Kepala Dinas Pemuda, Olahraga, dan Pariwisata (Disporapar) Kota Balikpapan, Ratih Kusuma, menilai pencapaian tersebut merupakan buah kerja bersama yang dilakukan jauh sebelum POPDA berlangsung.
Ia menyampaikan rasa bangganya kepada seluruh pihak yang terlibat, mulai dari pemerintah kota hingga para pelatih yang berada di lapangan.
“Terima kasih kepada seluruh elemen yang telah mempersiapkan atlet sejak awal. Para pelatih, pengurus cabang olahraga, hingga para atlet sendiri yang berlatih tanpa henti. Kemenangan ini adalah kerja keras kita semua,” ujar Ratih, Jumat 28 November 2025.
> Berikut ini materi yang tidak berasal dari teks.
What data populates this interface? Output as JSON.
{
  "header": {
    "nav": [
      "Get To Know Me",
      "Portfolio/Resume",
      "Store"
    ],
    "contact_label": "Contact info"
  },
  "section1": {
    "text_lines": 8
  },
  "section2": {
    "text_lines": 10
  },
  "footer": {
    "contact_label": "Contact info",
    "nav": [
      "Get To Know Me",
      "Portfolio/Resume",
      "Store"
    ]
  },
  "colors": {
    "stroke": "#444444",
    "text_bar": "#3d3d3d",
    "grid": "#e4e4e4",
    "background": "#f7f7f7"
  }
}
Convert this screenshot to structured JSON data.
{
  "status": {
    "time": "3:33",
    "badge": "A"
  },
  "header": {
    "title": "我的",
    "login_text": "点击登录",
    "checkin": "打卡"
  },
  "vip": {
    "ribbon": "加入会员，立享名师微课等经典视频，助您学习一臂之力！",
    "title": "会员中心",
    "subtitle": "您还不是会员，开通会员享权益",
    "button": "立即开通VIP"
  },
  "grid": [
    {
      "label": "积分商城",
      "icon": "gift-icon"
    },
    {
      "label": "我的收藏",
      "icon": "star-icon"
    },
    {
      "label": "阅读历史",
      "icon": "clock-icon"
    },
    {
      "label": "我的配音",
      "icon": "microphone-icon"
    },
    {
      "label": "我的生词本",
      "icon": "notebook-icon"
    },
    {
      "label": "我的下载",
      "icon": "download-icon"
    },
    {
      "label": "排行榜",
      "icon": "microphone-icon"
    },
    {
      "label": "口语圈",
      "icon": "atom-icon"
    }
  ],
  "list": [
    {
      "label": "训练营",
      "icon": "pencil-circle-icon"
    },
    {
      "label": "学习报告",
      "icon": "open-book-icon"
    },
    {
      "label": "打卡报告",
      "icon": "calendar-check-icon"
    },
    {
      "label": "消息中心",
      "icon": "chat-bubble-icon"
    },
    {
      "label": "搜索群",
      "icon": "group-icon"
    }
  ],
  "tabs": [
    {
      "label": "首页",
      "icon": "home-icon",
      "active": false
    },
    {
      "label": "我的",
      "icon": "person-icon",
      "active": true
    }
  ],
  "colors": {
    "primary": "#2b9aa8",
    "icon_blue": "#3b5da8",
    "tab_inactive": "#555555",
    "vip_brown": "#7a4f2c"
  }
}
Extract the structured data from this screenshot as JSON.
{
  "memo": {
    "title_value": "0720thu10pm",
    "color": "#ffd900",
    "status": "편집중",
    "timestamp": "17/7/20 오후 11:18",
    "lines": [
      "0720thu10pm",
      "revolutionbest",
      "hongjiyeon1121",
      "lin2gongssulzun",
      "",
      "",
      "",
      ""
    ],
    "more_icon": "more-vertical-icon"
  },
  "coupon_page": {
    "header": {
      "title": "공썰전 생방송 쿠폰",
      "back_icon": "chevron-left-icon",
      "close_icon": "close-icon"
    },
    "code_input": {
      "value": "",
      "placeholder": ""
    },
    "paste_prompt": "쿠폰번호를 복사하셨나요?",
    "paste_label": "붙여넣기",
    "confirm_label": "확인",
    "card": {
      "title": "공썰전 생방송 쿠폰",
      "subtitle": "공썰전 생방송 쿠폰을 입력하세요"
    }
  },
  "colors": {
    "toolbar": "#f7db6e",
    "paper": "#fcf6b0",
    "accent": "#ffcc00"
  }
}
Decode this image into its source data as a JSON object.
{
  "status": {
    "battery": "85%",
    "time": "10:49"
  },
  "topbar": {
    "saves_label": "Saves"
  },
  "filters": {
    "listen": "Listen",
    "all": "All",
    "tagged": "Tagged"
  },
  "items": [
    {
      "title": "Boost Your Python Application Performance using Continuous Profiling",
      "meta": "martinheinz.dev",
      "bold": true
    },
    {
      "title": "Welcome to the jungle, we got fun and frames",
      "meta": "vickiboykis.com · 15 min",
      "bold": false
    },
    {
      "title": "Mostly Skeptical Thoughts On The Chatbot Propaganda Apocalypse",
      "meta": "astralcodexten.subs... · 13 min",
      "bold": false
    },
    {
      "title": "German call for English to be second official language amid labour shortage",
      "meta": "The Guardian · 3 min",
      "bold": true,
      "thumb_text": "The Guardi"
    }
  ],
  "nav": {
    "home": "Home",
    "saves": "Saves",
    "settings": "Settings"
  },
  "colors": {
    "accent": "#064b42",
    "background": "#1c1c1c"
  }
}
Menurut Ratih, proses panjang menuju POPDA dimulai dari tahapan seleksi atlet di tiap cabang olahraga. Setelah kuota atlet ditentukan, program latihan intensif digelar, ditambah pembekalan motivasi untuk menjaga semangat kompetitif para peserta.
Disporapar juga memastikan kesiapan teknis, seperti perlengkapan kontingen, koordinasi akomodasi, hingga pengaturan transportasi selama kegiatan.
“Pendekatan menyeluruh, mulai pembinaan hingga logistik, menjadi alasan utama mengapa Balikpapan dapat tampil maksimal,” jelasnya.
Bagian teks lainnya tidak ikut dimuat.